PS Problem Statement (PS)
PS1 Lack of security on IoT devices.
PS2 Machine learning is not efficient for IoT botnets detection.
1.2 Project Question (PQ)
The project questions are very important in order to help the successfulness and effectiveness of the project. At the end of this project, the user will know either each of the questions had been successfully done or not. This is also one of the way on achieving the objectives of this project.
Table 1.2: Summary of Project Question
PS PQ Project Question
PS1 PQ1 What kind of IoT botnets attack that possible infect in the devices and is there all the IoT botnets attack can be detected?
PS1 PQ2 How the basic operation and the alert will be received to the user effectively and is there any notified alert directly and urgently?
PS2 PQ3 How much easier and effective are the machine learning detection are being used?
1.3 Project Objectives (PO)
Table 1.3: Summary of Project Objectives
PS PQ PO Project Objective
PS1 PQ1 PO1 To study possible attacks which are used to infect IoT devices.
PS1 PQ1 ; PQ2 PO2 To analyze the behavior of IoT botnets attack based on basic mode of operations and communication.
PS2 PQ1, PQ2 ; PQ3 PO3 To measure the best method of machine learning network based on IoT botnets detection.
1.4 Project Scope
The scope of the project is going to be handled as follows:
• Focusing on the IoT botnets namely Mirai and Hajime that exploit in devices which may positively affect user behavior.
• Focusing on IoT botnets attack.
• This project will be use the machine learning as a platform that will detect the IoT botnets.

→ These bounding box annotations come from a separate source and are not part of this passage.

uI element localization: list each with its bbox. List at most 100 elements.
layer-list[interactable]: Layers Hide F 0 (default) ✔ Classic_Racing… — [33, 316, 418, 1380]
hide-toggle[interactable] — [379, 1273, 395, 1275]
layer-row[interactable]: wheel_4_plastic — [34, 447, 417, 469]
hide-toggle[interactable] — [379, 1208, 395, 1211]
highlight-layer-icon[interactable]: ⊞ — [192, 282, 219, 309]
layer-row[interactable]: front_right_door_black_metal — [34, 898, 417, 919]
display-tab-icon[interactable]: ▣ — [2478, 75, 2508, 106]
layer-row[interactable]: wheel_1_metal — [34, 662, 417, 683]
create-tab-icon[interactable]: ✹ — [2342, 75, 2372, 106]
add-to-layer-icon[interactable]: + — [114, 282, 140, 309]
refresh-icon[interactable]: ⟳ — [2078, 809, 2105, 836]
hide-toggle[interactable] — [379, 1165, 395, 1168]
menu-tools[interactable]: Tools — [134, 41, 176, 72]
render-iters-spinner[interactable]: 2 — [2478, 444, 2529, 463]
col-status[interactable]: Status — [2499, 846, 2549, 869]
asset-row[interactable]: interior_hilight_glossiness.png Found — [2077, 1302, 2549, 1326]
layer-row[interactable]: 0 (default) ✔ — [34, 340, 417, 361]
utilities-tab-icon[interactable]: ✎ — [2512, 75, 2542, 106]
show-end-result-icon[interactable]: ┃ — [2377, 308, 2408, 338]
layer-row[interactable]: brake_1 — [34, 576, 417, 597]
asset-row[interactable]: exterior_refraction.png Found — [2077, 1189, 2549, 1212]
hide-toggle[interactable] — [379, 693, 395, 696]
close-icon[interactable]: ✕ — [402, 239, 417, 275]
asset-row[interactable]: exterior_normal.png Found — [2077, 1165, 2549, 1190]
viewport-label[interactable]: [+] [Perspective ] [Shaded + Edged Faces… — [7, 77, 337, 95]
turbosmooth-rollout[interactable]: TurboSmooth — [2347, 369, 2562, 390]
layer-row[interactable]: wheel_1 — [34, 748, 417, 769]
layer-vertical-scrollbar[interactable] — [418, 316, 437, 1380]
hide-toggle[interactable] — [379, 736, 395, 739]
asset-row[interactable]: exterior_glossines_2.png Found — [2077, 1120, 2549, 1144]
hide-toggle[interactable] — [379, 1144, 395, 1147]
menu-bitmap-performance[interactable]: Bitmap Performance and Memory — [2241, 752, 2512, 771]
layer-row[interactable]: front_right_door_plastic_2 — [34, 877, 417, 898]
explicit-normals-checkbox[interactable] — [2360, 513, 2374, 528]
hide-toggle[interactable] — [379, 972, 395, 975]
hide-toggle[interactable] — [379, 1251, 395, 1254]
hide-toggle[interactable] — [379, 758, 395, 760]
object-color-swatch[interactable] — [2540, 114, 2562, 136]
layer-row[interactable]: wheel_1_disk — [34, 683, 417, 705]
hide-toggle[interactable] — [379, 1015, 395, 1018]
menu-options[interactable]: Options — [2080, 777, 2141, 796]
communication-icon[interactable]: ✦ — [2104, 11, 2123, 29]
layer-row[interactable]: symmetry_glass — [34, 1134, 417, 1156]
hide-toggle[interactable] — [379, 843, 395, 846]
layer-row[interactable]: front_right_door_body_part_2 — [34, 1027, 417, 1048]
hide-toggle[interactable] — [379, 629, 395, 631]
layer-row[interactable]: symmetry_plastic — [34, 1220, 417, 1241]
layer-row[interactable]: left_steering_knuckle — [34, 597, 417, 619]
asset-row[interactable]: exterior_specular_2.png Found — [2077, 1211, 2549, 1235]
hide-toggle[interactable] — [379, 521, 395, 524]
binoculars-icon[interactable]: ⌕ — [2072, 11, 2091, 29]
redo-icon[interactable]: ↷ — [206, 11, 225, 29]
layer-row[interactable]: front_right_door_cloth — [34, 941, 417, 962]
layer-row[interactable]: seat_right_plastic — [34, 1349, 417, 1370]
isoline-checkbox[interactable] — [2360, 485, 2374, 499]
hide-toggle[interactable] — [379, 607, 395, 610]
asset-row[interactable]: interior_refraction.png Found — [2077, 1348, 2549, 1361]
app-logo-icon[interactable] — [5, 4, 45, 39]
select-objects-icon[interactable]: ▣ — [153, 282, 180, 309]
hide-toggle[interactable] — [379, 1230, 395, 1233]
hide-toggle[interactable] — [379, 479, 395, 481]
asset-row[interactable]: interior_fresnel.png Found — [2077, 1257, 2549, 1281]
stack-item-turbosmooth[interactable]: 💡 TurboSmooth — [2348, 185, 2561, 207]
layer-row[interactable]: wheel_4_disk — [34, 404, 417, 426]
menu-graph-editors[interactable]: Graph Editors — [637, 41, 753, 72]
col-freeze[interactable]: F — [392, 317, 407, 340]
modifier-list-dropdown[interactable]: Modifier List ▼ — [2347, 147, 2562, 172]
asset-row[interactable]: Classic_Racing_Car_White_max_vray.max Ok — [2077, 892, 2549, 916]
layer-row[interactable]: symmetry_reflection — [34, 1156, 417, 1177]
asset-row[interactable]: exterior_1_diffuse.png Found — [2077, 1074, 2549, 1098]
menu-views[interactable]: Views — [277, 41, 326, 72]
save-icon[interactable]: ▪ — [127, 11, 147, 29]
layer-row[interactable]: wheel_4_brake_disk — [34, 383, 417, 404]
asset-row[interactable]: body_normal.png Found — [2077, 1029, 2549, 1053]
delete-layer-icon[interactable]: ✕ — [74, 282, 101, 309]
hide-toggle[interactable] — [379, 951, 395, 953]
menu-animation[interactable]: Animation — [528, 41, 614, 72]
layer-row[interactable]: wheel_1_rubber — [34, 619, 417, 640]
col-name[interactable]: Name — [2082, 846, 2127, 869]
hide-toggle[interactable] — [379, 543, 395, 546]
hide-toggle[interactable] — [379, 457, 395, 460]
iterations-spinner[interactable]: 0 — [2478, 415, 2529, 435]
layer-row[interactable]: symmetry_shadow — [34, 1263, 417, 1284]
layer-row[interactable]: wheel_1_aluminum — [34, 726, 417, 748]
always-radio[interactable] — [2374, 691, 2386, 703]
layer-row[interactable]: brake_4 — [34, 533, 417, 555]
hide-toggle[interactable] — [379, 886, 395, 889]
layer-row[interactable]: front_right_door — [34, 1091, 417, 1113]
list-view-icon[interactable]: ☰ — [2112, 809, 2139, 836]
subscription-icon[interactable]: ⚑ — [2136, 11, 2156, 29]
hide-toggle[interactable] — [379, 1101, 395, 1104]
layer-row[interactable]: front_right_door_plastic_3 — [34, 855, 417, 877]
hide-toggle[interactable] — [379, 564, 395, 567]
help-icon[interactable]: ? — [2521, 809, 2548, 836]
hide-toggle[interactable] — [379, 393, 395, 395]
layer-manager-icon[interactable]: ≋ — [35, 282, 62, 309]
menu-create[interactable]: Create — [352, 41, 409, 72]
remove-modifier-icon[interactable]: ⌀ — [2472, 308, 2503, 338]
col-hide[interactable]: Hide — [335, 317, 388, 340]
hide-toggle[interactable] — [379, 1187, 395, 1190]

• This project also will also focus in Linux Operating System.
1.5 Expected Output
The goal of this project is to provides the machine learning techniques for effective detection of IoT botnets flows that have high predictive accuracy. This project also to study, understand, analyze and also summarize the behavior of IoT botnets attack using machine learning. Moreover, in this project need to test the machine learning based classification techniques on flow data captured from Mirai and Hajime botnets only. In addition, this project also need to test the machine learning technique in large-scale network set-ups.
1.6 Thesis Organization
As a conclusion, this chapter helps to comprehend the project background, the target that should be accomplish and issues happened before begun the project. Based on the related topic in this chapter which is the problem statement, project question, project objective, project scope and the expected output concludes that this study want to propose a new approach of machine learning that capable detect the IoT botnets. According to Vladimir et.al. (2017), the growing number of IoT botnets programs focusing on devices and related security incidents demonstrates how genuine the issues of smart device security are. Besides, this project gives the contribution on identify specific IoT botnets attack and its behavior. This project also gives contribution on how the machine learning can be used as simple as detection method in the real environment. The next chapter will be focusing on the literature review that will cover about the model approached and related work about the IoT botnets that affect unsecured devices indirectly give awareness to users how important to have advanced security features. Besides, this project approaches with a comparative analysis of machine learning method of the best results and concluding remarks.